Maxwell Smart, se llamaba. Get Smart ("Traigan a Smart" o "Vuélvete listo", según interpretemos) en el título original. Media hora de retruécanos, situaciones imposibles, malos de acento extranjero (bueno, también en sus primeras emisiones tenían los buenos aquel acento neutro del doblaje de Puerto Rico o de México) protagonizados por el "temible operario del recontraespionaje". Inútil como luego serían inútiles el inspector Closeau, que le robó el título, o nuestro Anacleto en los cómics de by Vázquez, o Torrente, que viene a ser lo mismo, guarrerías al margen. El señor que nos familiarizó con los gadgets parodiándolos antes de que el propio agente secreto original se convirtiera, por obra y gracia de Roger Moore, en parodia de sí mismo, el que compite con el capitán Kirk y Star Trek a ver quién le dio la idea a Nokia, sólo que en vez de un tricorder él usaba un teléfono como zapato (el zapatófono, nada menos, blanco de chistes sobre espías desde entonces y para siempre). El supermán bajito que atravesaba cientos y cientos de puertas para llegar a una cabina donde al final no podría llamar, ni salir, en clara paráfrasis con lo que luego haría López Vázquez en su película (si Smart hubiera sido español, sólo López Vázquez o Alfredo Landa podrían haber sido su contrapartida).
Hizo tan bien de Smart que Smart acabó siendo eso que más temen los actores de casta: se convirtió en sí mismo. Nos alegró muchas tardes de la infancia, y nos recordó, en algún pase recuperatorio posterior, que la buena comedia envejece mejor que los buenos dramas. Su personaje era desconfiado, calzonazos, inútil, pero divertido. Se le intentó recuperar un par de veces, que yo sepa, en largometrajes televisivos donde, si no recuerdo mal, hasta se las tuvo que ver con una Emmanuelle que ya no era lo que fue brevemente.

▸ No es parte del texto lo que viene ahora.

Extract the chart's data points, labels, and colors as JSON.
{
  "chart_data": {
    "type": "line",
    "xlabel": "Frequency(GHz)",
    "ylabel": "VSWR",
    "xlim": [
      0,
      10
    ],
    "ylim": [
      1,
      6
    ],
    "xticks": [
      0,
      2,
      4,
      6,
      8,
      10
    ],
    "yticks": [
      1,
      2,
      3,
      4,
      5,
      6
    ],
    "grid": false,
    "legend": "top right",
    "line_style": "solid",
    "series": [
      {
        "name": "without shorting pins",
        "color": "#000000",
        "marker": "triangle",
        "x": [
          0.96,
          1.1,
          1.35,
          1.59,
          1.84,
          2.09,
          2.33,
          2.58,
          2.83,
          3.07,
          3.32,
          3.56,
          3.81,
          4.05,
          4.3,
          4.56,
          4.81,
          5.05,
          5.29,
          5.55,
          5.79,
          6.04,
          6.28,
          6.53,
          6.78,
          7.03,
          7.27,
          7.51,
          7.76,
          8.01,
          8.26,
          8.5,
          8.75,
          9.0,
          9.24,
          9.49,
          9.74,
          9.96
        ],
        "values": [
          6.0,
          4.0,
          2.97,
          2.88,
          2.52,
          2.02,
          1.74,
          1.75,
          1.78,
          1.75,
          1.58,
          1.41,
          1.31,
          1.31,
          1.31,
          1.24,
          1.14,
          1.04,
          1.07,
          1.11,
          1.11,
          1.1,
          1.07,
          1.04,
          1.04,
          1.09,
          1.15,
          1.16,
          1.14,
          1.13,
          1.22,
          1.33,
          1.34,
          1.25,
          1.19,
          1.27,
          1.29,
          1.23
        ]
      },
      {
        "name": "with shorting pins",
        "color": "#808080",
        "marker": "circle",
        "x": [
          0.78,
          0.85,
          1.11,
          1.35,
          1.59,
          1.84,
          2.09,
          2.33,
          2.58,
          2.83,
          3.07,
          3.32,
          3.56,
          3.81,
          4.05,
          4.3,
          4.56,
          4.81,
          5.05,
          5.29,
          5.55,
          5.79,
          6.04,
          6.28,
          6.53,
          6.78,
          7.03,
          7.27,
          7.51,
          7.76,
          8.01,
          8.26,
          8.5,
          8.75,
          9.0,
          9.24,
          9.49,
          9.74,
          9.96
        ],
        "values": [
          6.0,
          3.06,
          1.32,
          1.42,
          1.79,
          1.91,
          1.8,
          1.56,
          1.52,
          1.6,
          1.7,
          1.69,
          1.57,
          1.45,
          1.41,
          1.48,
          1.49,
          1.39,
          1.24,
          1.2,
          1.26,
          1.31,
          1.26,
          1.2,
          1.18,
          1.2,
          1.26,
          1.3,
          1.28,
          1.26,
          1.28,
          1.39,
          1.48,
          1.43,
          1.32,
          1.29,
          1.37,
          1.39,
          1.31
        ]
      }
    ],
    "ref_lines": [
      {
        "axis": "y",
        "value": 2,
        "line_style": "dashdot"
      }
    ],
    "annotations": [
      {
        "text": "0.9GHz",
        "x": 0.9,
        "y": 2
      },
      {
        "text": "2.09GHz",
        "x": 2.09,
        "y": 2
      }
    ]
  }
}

Algún día, estoy seguro, la moda que nos acosa y recupera títulos añejos de la tele para el cine recuperará a Maxwell Smart, su grupo Control, su esposa 99, su zapatófono y su seriedad a la hora de hacer el ridículo. Como Cary Grant, sí, pero en bajito y calvorota y con orejillas de soplillo, y con una voz característica. Pero sin Don Adams al frente ya no será lo mismo.